Comment utiliser les fonds de relance pour préparer réellement le chantier de la rénovation énergétique complète et performante de notre parc immobilier ?
C’est une question difficile, puisqu’elle impose de trouver un équilibre entre deux logiques potentiellement contradictoires.
D’un côté, le plan de relance vise à augmenter le plus rapidement possible le niveau d’activité en s’appuyant sur les dispositifs existants pour agir au plus vite. De l’autre côté, les plans de relance sont une occasion en or pour déclencher des transformations structurelles. Autrement dit : ne pas juste « booster » le marché de façon conjoncturelle en gardant les mêmes principes d’action, mais élaborer les outils permettant de se mettre sur une trajectoire différente, en visant notamment à structurer le marché de la rénovation performante qui reste embryonnaire aujourd’hui. Mais le souci, c’est que ça prend plus de temps pour montrer ses effets.
De manière schématique, on reste enfermé dans le dilemme classique entre considérations court-termistes et vision stratégique à plus long terme. Le constat que l’on peut faire à ce stade, c’est que les politiques de relance penchent plutôt du premier côté. Sur les 7 milliards d’euros fléchés par le plan France Relance sur la rénovation énergétique, seuls les 500 millions d’euros ciblés sur les rénovations lourdes dans le logement social s’inscrivent partiellement dans cette logique de structuration du marché des rénovations très performantes, autour de la volonté de multiplier les initiatives du type Energiesprong par exemple. Pour le reste, on se contente d’augmenter le budget des outils existants, ce qui veut également dire amplifier leur biais en faveur de la multiplication des petits travaux.
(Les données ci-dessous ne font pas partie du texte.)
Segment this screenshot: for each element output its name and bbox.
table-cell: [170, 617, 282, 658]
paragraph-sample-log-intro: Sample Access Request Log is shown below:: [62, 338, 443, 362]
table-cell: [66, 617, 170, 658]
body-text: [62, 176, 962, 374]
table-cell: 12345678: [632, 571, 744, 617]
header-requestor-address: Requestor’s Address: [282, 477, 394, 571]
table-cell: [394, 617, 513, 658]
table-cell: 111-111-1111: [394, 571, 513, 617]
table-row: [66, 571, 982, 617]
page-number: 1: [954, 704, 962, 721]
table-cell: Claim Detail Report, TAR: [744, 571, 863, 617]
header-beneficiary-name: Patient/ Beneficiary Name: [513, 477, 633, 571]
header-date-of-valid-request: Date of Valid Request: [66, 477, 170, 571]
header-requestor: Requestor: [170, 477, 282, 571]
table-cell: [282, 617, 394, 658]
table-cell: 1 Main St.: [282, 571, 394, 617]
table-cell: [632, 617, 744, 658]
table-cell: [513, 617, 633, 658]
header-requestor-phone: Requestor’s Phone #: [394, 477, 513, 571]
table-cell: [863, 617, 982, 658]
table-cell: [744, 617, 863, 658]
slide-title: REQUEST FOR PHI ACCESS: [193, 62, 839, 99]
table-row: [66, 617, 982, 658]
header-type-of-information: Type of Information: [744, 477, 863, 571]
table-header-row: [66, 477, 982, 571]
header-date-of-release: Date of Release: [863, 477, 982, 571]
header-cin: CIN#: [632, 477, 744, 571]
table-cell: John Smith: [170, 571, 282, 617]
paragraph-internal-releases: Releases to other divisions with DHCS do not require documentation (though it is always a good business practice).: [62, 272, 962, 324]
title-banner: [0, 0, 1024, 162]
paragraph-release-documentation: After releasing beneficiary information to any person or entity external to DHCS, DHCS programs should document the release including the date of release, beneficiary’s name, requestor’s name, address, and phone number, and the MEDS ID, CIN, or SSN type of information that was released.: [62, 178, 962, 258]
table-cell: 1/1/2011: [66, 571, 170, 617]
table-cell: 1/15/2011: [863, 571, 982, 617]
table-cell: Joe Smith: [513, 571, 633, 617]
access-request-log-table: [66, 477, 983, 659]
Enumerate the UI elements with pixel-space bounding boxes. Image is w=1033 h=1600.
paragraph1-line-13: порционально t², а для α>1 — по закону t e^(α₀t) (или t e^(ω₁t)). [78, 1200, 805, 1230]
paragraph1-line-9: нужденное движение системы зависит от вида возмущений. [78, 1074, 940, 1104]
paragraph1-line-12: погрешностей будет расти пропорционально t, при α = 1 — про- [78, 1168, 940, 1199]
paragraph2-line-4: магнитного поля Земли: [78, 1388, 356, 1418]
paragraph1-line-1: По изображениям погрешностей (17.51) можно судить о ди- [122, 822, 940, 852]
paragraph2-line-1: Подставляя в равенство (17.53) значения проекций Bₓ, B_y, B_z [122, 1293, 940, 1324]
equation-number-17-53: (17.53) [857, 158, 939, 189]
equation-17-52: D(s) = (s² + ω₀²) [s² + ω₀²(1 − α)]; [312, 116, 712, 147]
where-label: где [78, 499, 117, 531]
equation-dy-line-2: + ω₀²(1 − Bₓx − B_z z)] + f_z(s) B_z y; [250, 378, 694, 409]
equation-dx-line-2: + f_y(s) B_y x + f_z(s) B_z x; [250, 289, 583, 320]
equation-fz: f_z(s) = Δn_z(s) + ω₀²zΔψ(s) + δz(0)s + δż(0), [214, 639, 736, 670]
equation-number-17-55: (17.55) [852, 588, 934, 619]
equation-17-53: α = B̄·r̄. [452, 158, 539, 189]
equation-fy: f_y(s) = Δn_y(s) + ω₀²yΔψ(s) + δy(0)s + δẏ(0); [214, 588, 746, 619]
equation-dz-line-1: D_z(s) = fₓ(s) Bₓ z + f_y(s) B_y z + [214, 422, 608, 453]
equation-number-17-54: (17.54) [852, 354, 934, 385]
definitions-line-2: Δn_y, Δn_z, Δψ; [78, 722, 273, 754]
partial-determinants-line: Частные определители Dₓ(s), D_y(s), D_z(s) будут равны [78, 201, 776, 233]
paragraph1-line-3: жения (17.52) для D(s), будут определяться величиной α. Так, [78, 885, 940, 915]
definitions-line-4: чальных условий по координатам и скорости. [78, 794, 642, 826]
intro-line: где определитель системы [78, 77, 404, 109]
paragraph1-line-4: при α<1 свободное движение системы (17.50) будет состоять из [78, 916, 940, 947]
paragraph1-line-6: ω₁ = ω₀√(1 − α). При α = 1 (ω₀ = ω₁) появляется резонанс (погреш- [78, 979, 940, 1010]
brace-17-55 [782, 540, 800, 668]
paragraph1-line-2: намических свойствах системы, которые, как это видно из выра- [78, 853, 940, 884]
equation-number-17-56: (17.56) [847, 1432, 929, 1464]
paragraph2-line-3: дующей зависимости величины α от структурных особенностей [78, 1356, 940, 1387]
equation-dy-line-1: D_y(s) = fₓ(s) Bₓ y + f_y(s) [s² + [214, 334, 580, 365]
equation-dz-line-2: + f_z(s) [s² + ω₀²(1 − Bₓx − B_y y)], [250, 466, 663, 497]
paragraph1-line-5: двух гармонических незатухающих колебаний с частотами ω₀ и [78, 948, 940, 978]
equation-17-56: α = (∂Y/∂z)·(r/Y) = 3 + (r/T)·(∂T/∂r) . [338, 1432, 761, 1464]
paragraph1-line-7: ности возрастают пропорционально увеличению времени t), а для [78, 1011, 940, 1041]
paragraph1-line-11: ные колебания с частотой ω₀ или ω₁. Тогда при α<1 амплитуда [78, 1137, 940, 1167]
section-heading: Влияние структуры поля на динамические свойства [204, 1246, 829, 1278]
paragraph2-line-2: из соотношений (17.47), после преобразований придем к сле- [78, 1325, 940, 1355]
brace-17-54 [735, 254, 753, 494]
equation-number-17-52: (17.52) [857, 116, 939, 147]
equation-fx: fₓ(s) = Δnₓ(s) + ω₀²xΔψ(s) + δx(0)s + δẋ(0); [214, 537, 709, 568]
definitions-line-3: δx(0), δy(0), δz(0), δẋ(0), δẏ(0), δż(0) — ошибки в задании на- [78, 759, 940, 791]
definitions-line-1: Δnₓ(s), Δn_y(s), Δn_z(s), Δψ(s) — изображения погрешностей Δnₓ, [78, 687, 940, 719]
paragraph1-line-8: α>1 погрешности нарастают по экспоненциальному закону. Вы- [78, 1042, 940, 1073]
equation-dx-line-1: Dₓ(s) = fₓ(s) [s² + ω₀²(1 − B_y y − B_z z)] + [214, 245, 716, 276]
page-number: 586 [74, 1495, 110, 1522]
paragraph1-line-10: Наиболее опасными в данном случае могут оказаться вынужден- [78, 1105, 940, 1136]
La structuration d’une filière des rénovations très performantes constitue un enjeu clé pour la réussite des transitions énergétiques en France et en Europe. Et cela exige des financements et des signaux politiques massifs du côté de l’offre (formation des professionnels, innovations dans les process, garanties de qualité) comme du côté de la demande (subventions ciblées sur le BBC, dispositifs de financement innovants pour le reste à charge, tiers-financement, accompagnement).
Ce sujet a été rappelé par les travaux de la commission Sichel et on ne peut qu’espérer qu’il sera repris par les parlementaires dans le cadre de l’adoption du projet de loi « climat et résilience » actuellement en débat, qui intègre non seulement une définition (ardemment débattue) de la rénovation performante, mais devrait également intégrer pour la première fois le principe de conditionnement des aides publiques à l’atteinte de ce niveau de performance. Affaire à suivre.